4. Vehicle energy management and optimization

In a pure electric vehicle, the battery not only supplies power to the power motor, but also supplies power to the electric accessories. Therefore, in order to obtain the maximum driving range, the vehicle controller will be responsible for the energy management of the vehicle to improve the energy utilization. When the SOC value of the battery is low, the vehicle controller will issue commands to some electric accessories to limit the output power of the electric accessories to increase the driving range.

5. Monitoring and display of vehicle status

The vehicle controller shall detect the vehicle status in real time, and send the information of each subsystem to the on-board information display system.

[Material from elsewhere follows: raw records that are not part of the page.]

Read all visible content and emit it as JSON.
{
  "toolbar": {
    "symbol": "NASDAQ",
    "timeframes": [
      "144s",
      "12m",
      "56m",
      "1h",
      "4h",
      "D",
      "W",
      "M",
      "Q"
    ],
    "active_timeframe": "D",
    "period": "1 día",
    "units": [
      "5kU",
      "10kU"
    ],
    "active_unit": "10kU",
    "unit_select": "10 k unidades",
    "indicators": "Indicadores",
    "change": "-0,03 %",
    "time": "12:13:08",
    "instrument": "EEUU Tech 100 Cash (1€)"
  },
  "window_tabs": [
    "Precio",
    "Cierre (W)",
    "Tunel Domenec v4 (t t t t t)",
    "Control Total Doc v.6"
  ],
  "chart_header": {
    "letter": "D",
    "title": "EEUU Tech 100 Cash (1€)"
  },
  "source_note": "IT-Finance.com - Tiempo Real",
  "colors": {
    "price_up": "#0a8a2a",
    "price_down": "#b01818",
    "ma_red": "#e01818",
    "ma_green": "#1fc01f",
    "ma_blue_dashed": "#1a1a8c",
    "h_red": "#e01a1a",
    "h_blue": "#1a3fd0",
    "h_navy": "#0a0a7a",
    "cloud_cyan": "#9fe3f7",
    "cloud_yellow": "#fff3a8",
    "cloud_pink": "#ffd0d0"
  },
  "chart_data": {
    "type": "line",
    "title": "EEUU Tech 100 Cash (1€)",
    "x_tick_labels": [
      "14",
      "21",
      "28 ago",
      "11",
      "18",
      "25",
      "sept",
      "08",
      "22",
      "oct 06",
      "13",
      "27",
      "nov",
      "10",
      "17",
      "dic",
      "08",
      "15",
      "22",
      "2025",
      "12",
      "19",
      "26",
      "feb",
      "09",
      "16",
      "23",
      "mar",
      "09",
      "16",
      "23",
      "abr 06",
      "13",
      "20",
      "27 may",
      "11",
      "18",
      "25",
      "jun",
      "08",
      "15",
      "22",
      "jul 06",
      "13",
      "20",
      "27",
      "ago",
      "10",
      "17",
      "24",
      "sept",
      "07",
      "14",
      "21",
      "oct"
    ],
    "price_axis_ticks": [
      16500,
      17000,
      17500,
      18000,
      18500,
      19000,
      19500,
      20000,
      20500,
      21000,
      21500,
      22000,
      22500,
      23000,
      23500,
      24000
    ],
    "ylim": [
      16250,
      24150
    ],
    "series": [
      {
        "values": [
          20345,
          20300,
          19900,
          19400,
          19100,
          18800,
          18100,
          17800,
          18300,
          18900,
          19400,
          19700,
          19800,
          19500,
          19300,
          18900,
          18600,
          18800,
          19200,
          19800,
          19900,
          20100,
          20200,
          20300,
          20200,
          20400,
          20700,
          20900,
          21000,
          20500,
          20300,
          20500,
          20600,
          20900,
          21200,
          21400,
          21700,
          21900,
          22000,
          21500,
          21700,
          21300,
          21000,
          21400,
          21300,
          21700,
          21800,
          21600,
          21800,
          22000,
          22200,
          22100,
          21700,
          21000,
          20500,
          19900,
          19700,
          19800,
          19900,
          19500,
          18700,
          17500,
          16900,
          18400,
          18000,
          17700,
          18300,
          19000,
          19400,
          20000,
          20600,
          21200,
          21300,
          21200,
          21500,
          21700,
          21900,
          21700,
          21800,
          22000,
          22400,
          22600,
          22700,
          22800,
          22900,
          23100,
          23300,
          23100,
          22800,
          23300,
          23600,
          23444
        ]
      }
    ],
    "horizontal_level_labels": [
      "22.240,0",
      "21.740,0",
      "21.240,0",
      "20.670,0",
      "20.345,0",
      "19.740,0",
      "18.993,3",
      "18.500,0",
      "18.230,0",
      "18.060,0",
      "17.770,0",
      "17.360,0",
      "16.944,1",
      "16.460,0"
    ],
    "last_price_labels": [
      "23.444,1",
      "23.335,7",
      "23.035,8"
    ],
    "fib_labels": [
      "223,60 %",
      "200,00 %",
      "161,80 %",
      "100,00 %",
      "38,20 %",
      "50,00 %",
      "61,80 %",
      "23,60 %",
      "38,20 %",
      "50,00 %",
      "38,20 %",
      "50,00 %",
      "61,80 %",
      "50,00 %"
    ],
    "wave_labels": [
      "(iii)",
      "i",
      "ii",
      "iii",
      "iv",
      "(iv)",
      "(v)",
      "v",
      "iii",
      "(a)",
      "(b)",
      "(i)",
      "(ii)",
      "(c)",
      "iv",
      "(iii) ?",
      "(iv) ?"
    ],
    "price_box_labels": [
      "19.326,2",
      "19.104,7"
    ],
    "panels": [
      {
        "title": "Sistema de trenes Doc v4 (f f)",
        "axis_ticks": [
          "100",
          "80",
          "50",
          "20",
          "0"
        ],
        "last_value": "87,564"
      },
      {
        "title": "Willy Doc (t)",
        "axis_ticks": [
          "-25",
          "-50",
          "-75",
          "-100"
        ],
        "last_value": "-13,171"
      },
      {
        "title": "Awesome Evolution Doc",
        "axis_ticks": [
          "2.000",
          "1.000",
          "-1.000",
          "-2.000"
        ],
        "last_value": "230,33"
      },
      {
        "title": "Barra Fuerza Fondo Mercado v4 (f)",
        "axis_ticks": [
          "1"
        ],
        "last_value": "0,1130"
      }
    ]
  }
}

The process is to detect the vehicle status and the status information of each subsystem through the sensor and CAN bus, drive the display instrument, and display the status information and fault diagnosis information through the display instrument. The display contents include: motor speed, vehicle speed, battery power, fault information, etc.

6. Fault diagnosis and treatment

Continuously monitor the vehicle electronic control system for fault diagnosis. The fault indicator lamp indicates the fault category and some fault codes. Timely carry out corresponding safety protection treatment according to the fault content. For less serious faults, drive to the nearby maintenance station at low speed for maintenance.

7. External charging management

Realize charging connection, monitor the charging process, report the charging state and end the charging.

8. Online diagnosis and offline detection of diagnostic equipment

Be responsible for connection and diagnostic communication with external diagnostic equipment, and realize UDS diagnostic services, including data flow reading, fault code reading and clearing, and control port debugging.